Monday, January 24, 2011

War Without Victory

Medical care continues to increase in complexity as measured by the variety and highly technical nature of the services, as well as by the size and fragmentation of the medical care system. By default people come to rely upon health care professionals who are expert in one or another selected aspect of medical care. Medical care professionals do not always relieve sickness or cure disease and their limited time with the patient is consumed with attention to the sickness and disease. Broader consideration of health during the throes of illness may seem misplaced.
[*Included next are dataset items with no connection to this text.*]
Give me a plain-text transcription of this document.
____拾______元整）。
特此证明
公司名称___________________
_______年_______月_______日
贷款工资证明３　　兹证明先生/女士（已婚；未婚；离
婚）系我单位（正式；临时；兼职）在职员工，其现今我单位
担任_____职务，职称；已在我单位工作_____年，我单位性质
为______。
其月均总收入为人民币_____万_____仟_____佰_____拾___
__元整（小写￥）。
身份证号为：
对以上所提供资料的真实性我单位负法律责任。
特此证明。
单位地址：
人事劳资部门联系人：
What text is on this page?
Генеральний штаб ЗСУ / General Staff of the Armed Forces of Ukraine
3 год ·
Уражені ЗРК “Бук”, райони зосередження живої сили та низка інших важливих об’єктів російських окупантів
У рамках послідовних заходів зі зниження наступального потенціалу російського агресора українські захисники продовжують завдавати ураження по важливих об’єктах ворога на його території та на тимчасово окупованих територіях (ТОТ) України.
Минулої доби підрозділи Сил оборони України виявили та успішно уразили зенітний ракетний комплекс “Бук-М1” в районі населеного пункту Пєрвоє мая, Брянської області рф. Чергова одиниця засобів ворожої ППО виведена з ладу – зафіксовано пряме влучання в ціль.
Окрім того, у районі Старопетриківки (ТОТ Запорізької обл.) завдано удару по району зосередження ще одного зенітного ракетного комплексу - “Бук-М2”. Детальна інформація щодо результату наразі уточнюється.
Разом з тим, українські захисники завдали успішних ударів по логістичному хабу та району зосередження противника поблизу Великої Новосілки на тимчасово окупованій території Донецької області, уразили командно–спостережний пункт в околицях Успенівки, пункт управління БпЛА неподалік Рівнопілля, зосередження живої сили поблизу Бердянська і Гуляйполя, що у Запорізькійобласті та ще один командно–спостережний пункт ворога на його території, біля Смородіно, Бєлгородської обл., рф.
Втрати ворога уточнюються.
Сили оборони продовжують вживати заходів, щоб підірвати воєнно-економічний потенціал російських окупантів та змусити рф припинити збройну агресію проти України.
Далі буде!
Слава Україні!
Secondary and primary prevention are discussions for a later date, if at all.

But any discussion of disease or health between patients and health care providers takes time that is not built into how the medical care system functions and patients often are not prepared to grasp the nature of what they are hearing. Even if such discussions were to transpire, and I am not saying that they don't in some cases, the effort is insufficient to provide insight to patients about the manner and means to achieve optimum health status. That is a more involved process spanning much of a lifetime.

Perhaps it is unreasonable to expect providers of medical care to venture into the value systems, beliefs and philosophy of achieving and maintaining optimum health status. That is not what medical care professionals are asked to when diagnosing and treating illness, disease, injury and disability. Medical care functions with a philosophy best described as "find and fix". It is rooted in the same mind-set as "search and destroy" and "shock and awe". These are aggressive, confident attitudes based upon belief in the superiority of technology and overwhelming resources to achieve victory. For medical care the victory is over disease.